Ее последний день рождения.
– Я рад, что ты его надела. – Кажется, папа хочет спросить меня еще о чем-то, но не делает этого. Он снова обращается к своим оладьям.
Вместо этого я задаю очевидный вопрос:
– А что за повод? Запахи просто потрясающие.
Я подхожу к плите и беру со сковороды кусочек горячего бекона. В оладьях даже кусочки шоколада видны. Я вообще не помню, когда мы ели такое в последний раз. Но сейчас, стоя посреди той же самой кухни, глядя, как папа колдует у плиты, и вдыхая запах сладкого теста и шоколада, я снова чувствую себя шестилетней девчонкой.
Папа – мой супергерой. Мой лучший друг. Я обнимаю его сзади, утыкаясь носом в спину. По-моему, мы в последнее время слишком редко обнимаемся.
– Ну, сегодня же Хеллоуин… – отвечает он.
Я и забыла. Все даты сейчас размыты, значение имеют только дедлайны и поездки в рекламные туры. Но даже будучи человеком, чей мир вращается вокруг идеи загробного царства, я никогда особенно не любила все эти жуткие привидения и вурдалаков.
– Но как же грустно, что для того, чтобы напечь своей дочери оладий, мне нужен особый повод.
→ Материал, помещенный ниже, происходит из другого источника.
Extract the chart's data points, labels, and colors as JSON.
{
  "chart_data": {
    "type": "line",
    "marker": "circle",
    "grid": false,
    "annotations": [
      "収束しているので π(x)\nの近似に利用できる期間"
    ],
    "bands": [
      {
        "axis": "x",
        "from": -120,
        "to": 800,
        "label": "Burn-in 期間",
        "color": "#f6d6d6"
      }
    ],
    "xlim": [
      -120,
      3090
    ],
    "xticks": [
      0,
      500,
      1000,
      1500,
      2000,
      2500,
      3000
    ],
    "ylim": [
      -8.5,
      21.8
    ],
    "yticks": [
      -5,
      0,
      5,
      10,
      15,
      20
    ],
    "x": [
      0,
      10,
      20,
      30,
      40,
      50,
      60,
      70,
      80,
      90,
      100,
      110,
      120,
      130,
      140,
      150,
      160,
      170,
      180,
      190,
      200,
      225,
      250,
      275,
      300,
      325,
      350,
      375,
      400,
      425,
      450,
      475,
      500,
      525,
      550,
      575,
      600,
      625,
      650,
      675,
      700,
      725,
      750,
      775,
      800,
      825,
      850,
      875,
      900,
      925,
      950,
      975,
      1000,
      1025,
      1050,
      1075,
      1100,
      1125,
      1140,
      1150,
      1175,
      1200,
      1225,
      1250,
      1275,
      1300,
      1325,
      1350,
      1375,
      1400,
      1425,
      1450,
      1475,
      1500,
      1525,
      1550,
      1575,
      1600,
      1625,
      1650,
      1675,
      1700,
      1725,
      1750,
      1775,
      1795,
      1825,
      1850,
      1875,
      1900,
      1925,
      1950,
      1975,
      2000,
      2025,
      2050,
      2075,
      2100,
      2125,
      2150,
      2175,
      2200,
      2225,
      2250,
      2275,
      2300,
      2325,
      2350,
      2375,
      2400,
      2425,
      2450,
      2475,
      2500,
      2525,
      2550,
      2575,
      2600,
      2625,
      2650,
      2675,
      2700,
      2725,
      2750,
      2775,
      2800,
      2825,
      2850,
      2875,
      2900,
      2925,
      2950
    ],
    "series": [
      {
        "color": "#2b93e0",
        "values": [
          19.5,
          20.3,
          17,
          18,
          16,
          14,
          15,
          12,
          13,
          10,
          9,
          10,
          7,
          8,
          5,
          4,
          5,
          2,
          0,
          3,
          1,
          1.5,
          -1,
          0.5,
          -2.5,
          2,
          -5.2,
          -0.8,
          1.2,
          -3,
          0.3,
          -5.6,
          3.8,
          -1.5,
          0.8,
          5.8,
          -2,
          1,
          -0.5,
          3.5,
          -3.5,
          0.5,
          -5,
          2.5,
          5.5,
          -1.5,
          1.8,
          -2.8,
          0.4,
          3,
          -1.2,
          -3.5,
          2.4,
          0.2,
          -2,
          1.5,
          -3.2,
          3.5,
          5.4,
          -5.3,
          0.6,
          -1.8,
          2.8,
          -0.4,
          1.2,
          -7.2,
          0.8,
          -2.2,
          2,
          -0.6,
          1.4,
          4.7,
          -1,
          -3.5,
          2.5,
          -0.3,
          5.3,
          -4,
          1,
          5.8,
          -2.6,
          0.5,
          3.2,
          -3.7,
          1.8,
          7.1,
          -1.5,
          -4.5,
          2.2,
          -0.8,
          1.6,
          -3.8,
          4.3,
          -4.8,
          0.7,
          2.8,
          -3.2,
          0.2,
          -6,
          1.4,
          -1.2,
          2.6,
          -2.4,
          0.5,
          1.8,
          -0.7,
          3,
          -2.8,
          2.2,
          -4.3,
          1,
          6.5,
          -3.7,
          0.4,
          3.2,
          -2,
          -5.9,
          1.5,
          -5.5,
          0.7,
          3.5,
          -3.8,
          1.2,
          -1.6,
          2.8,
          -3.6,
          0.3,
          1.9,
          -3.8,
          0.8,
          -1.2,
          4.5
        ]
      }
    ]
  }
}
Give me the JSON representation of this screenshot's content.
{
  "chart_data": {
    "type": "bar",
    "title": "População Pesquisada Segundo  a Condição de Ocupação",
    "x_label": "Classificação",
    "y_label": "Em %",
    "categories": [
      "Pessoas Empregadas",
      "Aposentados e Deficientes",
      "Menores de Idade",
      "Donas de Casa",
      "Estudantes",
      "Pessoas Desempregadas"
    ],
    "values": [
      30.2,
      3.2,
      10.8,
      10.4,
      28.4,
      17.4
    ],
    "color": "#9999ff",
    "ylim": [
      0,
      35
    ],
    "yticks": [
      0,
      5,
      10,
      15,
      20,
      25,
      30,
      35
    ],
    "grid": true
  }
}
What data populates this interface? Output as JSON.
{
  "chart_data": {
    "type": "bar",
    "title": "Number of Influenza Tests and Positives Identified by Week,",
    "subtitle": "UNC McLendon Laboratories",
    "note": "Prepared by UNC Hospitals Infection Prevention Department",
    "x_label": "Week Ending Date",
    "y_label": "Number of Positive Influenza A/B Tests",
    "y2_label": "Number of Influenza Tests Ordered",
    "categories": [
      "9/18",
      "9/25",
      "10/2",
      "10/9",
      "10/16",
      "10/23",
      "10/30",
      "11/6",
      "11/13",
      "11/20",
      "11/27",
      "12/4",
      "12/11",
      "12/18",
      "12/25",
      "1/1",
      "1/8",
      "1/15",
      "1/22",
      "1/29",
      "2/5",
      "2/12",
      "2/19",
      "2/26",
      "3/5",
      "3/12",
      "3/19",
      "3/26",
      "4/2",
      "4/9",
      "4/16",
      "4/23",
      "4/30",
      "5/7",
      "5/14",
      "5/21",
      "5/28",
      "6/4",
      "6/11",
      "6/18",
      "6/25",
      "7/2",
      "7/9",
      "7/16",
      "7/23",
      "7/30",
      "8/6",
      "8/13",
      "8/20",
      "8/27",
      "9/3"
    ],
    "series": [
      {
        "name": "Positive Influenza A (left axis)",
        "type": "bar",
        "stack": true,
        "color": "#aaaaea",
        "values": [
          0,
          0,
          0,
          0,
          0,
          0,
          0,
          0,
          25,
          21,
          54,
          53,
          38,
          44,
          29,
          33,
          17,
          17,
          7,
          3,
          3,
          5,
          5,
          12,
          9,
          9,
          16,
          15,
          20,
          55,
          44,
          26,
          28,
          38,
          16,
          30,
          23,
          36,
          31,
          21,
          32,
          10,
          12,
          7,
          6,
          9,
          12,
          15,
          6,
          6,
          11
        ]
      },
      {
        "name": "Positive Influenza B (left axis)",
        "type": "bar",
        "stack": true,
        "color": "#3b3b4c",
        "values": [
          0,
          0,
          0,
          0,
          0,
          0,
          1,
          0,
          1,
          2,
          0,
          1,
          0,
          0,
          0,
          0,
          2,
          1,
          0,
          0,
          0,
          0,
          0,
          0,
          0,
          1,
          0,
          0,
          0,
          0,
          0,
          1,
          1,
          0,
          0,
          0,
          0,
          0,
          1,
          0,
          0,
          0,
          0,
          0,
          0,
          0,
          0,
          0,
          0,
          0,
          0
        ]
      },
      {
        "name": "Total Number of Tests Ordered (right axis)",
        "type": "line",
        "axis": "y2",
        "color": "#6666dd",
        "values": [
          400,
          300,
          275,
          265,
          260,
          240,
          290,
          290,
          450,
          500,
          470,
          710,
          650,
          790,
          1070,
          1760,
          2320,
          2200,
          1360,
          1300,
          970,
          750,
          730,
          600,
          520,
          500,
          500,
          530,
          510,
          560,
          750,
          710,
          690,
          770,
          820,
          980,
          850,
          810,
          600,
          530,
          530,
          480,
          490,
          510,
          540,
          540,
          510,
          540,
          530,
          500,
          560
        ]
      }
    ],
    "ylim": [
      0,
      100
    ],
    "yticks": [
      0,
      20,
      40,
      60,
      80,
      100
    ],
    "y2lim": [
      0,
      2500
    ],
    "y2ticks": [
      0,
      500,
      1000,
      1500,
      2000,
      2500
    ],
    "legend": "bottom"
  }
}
Я отхожу назад и выдавливаю из себя улыбку, хотя этот нежный, сентиментальный момент скорее настораживает меня, чем внушает чувство благодарности.
– Ты, конечно, не обижайся, но в мой прошлый день рождения мы с тобой съели упаковку покупных пончиков.
Папа смеется, но при этом вздыхает. Неправильно это все как-то. Он выкладывает последнюю оладушку на тарелку и убирает лопатку.
– Не знаю, Тисл. Вчера во время ужина с Эллиотом и Сьюзан ты такая тихая сидела. Этот тур тяжело тебе дался, это видно невооруженным глазом. Последние два года были нелегкими, но вчера… Ты выглядела выжатой как лимон. Я беспокоюсь, что то, что мне казалось нашей общей мечтой, стало мечтой только для меня одного.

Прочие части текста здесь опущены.